Crítica

As agruras comuns a tantos adolescentes, somadas as ilusões que acompanham a descoberta sexual de uma jovem e bela garota, são revistas em minúcia no mais novo trabalho de François Ozon, indicado à Palma de Ouro em Cannes. Sua abordagem imparcial, bem humorada e elegante, tem como principal virtude a notável atuação de Marine Vacth, que conduz o filme enquanto hipnotiza com sua inegável beleza.

Apontado constantemente como uma atualização de A Bela da Tarde (1967), Jovem e Bela divide algumas similaridades com o clássico de Luis Buñuel, igualmente centrado na vida dupla de uma mulher que se lança à prostituição sem necessidade ou razão aparente. No entanto, o drama se associa ainda mais a outros filmes do próprio Ozon ao apresentar uma incomum iniciação sexual na juventude, como Sitcom (1998) e Gotas D’Água em Pedras Escaldantes (2000), com o clima tensamente erótico de Swimming Pool – À Beira da Piscina (2003), uma de suas maiores obras.

Jovem e Bela é segmentado em quatro capítulos, cada um ambientado numa estação do ano e pontuado por uma música de Françoise Hardy, cantora francesa dos anos 1960/70 que, como Isabelle, transmite uma melancolia introspectiva e enigmática. Munido do poema Ninguém é sério aos 17 anos, de Arthur Rimbaud, François Ozon sublinha as infinitas possibilidades que percorrem a adolescência numa leitura que direciona quaisquer julgamentos morais para seus espectadores. Suas acuradas observações, no entanto, questionam a maneira que jovens mulheres são direcionadas a explorar a beleza e sensualidade como suas principais mercadorias.

Isabelle é cercada por tipos quase tão interessantes e complexamente desenvolvidos – pelo roteiro de Ozon e seus intérpretes – quanto ela própria. A relação inconstante que mantém com a mãe, os flertes com o padrasto e a cumplicidade incomum com o irmão mais novo vão aos poucos revelando as verdadeiras facetas da garota, que é tão deslumbrante quanto indecifrável – ainda mais quando se transforma com uma camisa de seda cinza, saia na altura dos joelhos, sapatos de salto e batom vermelho.

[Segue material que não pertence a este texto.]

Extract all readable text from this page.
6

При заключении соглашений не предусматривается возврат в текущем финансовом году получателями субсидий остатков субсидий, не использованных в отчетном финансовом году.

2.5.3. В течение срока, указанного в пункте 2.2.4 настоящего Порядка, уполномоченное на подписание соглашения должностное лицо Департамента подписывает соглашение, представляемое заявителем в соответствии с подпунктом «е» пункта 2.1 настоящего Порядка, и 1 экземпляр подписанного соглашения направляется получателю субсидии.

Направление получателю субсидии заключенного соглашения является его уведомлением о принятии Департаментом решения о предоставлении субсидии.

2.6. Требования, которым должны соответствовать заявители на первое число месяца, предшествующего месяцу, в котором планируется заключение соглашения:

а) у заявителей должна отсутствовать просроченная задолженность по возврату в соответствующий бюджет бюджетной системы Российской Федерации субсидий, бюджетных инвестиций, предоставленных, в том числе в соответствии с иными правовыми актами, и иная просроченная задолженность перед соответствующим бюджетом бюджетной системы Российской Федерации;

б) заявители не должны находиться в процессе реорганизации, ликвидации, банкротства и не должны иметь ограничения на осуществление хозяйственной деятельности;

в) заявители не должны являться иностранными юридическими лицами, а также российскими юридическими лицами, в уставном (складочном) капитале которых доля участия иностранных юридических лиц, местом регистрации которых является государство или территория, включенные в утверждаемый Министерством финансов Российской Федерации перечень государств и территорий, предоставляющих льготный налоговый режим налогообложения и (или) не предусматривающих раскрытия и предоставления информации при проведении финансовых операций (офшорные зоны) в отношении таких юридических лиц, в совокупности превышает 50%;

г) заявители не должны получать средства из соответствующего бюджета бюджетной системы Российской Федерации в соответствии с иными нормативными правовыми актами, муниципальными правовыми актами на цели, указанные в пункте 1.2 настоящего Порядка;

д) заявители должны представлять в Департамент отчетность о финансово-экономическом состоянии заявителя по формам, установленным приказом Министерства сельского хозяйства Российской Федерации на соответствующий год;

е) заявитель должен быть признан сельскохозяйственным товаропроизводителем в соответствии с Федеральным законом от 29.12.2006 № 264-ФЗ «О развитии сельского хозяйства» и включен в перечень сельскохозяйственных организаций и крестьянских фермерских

Conscientemente afastado dos artifícios narrativos do delicioso Dentro da Casa (2012), Ozon concentra seu reconhecido trato às personagens femininas em Isabelle, e a apresenta sem pudor nas muitas sequências de sexo da qual seu roteiro se vale. Marine Vacth, com o primeiro papel de destaque em sua recente carreira, demonstra maturidade e magnetismo que devem a impulsionar ao estrelato ao lado de outras atrizes francesas em plena ascensão internacional – como Léa Seydoux, Lola Créton e Mélanie Laurent.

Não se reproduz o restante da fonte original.